Ils se frôlent, se désirent, se devinent et s’excitent. Qui va surprendre l’autre? La danse devient traque et fuite, un combat étrange et sensuel. L’expérience sera inoubliable pour lui.
Il vivra une peine d’amour même si les rencontres avec l’artiste ont été brèves. Il a connu une fulgurance qu’il est difficile d’oublier.
Elle savait qu’elle perdrait la vue et tentait peut-être d’échapper à cette réalité en fuyant l’œil implacable de la caméra. Lui a oublié son cancer et voit tout autrement.

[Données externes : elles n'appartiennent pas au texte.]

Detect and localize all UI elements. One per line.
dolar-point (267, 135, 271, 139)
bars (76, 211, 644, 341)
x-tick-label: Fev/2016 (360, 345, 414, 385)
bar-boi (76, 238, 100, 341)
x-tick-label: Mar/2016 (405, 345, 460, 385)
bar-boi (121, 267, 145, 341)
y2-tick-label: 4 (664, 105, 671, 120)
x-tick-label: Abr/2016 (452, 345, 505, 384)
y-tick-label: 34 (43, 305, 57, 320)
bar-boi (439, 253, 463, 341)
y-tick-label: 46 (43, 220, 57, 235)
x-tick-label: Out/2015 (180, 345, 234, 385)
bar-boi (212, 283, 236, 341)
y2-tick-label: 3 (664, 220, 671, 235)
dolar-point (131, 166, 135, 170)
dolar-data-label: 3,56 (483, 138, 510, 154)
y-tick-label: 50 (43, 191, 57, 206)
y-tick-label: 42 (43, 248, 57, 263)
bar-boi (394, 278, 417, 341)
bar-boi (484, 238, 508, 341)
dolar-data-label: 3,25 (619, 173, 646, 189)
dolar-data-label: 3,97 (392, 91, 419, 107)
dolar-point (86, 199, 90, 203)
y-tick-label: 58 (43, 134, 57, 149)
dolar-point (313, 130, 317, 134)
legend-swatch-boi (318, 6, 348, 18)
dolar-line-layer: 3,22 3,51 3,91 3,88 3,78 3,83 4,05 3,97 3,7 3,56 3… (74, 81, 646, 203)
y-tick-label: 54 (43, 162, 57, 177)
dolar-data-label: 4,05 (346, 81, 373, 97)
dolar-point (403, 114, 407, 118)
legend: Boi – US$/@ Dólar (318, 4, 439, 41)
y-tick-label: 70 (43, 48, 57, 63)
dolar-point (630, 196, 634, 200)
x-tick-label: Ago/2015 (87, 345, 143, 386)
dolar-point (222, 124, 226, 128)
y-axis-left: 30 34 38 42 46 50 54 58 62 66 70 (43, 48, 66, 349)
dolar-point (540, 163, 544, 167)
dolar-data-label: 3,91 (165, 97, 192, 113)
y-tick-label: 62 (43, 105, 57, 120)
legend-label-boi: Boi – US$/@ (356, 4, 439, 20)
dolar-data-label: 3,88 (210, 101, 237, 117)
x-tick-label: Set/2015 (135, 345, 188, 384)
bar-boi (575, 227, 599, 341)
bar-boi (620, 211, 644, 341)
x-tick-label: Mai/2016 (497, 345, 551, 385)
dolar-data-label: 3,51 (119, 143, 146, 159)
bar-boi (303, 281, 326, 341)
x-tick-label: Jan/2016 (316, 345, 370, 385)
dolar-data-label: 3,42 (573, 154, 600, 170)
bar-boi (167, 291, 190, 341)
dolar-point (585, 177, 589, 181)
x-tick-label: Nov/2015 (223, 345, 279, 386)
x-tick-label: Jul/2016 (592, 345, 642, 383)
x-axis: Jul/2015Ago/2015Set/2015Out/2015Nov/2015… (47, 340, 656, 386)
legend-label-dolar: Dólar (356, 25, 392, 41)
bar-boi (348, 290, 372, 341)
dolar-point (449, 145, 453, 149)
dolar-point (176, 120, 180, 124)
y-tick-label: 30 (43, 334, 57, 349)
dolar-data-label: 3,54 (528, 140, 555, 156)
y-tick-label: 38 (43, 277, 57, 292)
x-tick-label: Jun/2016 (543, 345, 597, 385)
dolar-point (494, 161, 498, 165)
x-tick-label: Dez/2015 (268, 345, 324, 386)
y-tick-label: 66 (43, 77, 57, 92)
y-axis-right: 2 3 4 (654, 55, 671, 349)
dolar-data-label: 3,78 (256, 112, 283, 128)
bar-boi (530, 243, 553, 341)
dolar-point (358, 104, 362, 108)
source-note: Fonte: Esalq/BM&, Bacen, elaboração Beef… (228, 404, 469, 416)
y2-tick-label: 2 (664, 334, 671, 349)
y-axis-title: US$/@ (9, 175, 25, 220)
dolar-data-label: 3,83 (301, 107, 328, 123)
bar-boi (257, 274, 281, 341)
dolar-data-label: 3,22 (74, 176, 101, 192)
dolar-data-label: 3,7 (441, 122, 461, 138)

Un roman fort troublant qui questionne nos manières de communiquer et qui, peut-être, pointe l’atrophie qui guette les humains de moins en moins physique dans nos sociétés. Un jeu qui retourne l’être et le propulse dans un moment d’incandescence. Carpentier explore le regard, le mouvement, la sensualité, les élans qui poussent les hommes vers les femmes et vice-versa. J’ai eu l’impression de faire face aux forces pures de la gravité terrestre.

«Dylanne et moi» d’André Carpentier est paru chez Boréal Éditeur.